Problem: We hypothesized that trophoblast expression of Ccl25 attracts a specific leukocyte cell population to the implantation site for local regulation.
Method of study: Mice blastocysts, ectoplacental cones, and decidua at gestational days 3.5-7.5 were evaluated for Ccl25 and Ccr9 expressions. Peripheral availability and characterization of Ccr9+ leukocytes were determined by flow cytometry. Leukocyte chemotaxis was assessed in the presence of Ccl25 recombinant protein and embryos using antisense oligomers (ODNs) to Ccl25 and Ccr9 neutralizing antibody.
Results: Ccl25 was expressed by embryonic cells, whereas Ccr9 expression was strong at the maternal compartment and in PBMC. Immunolocalization confirmed this expression. In vitro, chemotaxis assays showed that the embryonic Ccl25 signals to Ccr9+ PBMCs. Maternal Ccr9+α4β7+ monocytes switch from an anti-inflammatory phenotype (F4/80+11b+Ly6C-TGF-β+ cells, pre-implantation) to an inflammatory profile (F4/80+11b+Ly6C+TNF-α+ cells, post-implantation).

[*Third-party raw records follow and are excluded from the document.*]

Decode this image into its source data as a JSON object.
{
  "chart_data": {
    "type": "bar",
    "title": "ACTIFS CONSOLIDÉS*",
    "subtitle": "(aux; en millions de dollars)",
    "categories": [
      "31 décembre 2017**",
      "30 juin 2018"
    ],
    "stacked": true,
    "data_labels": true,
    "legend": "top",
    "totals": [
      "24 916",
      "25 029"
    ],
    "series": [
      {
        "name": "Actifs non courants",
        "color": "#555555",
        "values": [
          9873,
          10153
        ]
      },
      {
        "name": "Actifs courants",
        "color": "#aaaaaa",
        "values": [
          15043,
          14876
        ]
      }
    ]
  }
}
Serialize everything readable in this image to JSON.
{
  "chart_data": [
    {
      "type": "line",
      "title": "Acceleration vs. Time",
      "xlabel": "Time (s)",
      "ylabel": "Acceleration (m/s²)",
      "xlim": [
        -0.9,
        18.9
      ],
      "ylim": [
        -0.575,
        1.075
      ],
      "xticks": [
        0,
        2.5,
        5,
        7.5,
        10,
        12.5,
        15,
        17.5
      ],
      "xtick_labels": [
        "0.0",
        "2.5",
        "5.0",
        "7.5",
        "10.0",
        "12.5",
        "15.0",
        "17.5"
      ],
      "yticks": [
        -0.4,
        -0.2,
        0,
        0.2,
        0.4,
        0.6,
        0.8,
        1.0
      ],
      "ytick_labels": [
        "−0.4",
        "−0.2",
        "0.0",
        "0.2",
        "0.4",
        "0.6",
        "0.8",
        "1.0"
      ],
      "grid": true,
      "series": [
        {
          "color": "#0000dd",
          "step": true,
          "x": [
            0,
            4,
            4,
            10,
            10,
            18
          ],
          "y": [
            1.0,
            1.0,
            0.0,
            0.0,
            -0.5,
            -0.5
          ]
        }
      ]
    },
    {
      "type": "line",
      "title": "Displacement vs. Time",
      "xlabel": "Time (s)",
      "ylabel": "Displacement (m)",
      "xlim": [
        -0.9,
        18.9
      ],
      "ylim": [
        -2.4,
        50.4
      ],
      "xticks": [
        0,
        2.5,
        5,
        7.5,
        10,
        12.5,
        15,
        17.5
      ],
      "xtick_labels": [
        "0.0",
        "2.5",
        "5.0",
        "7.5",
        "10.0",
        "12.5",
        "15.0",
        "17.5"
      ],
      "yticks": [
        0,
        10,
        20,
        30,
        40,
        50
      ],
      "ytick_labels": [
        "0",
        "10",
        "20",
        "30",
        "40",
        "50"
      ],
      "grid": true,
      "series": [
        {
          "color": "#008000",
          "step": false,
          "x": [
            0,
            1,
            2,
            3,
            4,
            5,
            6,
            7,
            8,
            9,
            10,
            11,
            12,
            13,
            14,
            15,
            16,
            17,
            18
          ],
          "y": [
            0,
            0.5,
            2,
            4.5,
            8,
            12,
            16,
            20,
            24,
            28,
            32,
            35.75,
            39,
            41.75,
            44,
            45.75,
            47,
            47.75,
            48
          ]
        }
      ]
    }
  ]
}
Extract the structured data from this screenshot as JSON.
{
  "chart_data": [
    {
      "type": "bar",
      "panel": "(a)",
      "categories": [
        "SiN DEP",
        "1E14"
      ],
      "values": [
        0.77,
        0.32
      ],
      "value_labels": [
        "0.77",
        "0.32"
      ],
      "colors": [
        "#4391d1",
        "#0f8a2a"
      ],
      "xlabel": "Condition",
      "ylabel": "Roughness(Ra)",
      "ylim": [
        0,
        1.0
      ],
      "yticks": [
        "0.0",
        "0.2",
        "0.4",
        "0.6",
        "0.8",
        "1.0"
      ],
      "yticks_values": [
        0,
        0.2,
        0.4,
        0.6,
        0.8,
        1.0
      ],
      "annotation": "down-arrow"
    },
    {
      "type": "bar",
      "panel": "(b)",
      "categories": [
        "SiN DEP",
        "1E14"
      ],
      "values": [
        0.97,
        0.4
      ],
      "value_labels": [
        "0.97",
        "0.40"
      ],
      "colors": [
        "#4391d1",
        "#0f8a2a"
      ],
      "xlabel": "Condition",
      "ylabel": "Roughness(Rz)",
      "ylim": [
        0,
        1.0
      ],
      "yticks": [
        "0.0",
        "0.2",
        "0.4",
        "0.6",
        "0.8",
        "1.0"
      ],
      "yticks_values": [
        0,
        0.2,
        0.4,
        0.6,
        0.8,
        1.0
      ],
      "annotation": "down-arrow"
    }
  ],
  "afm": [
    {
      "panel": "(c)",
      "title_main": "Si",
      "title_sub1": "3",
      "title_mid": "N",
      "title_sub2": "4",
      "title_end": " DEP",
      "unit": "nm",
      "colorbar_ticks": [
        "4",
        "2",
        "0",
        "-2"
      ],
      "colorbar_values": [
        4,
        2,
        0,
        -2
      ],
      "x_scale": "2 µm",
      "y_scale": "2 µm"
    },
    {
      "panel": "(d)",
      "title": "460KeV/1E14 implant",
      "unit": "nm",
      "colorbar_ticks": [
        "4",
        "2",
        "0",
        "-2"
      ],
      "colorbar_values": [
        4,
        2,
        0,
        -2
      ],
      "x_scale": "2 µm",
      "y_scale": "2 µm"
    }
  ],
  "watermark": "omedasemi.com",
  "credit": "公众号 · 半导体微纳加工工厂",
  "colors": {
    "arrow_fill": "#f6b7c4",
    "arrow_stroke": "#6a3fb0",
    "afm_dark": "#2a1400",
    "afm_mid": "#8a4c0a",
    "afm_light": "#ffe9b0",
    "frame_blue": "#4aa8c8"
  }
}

Conclusion: Our data support the establishment of a CCL25/CCR9-axis at the maternal-fetal interface in mice, which may be involved in immune regulatory mechanisms during embryo implantation.
Keywords: Ccl25; Ccr9; chemokine; ectoplacental cone; endometrium; fetal-maternal interface.
© 2017 John Wiley & Sons A/S. Published by John Wiley & Sons Ltd.